An innovative damping random walk algorithm with compulsive evolution for the synthesis of heat exchanger networks

Abstract

Heat exchanger network synthesis in process system engineering poses a significant challenge, primarily because of the intricacies of stream matches and the nonlinear nature of continuous variables. Numerous heuristic methods are frequently trapped in local optima because of their greedy acceptance criteria, which limits their capacity to explore diverse solutions. This aspect of enhancing algorithms through acceptance Criterion has yet to be considered in previous studies. Hence, a damping strategy using damping perfect solutions is proposed and applied to the Random Walk Algorithm with Compulsive Evolution, which has recently received considerable attention. This strategy aims to prevent trapping in local optima and improve global search capabilities, thereby reducing the risk of premature convergence to the local optima.

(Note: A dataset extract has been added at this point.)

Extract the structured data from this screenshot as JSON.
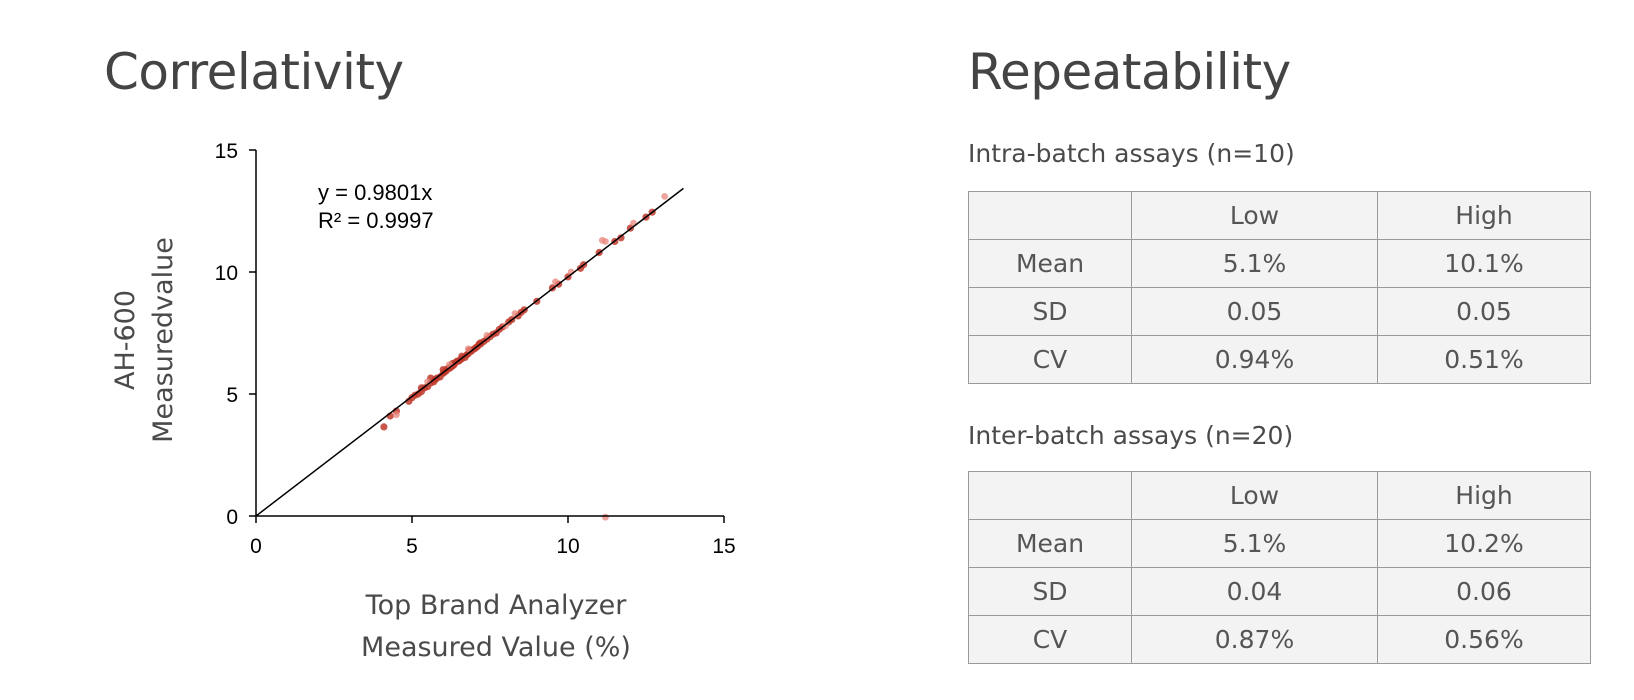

To address the impact of different damping coefficients within the strategy on the optimization process and structural variations in the algorithm, three damping strategies were designed: a fixed damping strategy with a constant damping coefficient, a variable damping strategy featuring variable damping coefficients at different optimization stages, and an adaptive damping strategy that tracks structural changes and selectively delays modifications driven by continuous variables to preserve those driven by integer variables. The results obtained from applying these strategies to three classical industrial HEN cases are 2,890,884 $/yr, 6,650,082 $/yr, and 1,709,205 $/yr, respectively. These results outperformed the optimal outcomes documented in the literature, demonstrating the effectiveness of the new method.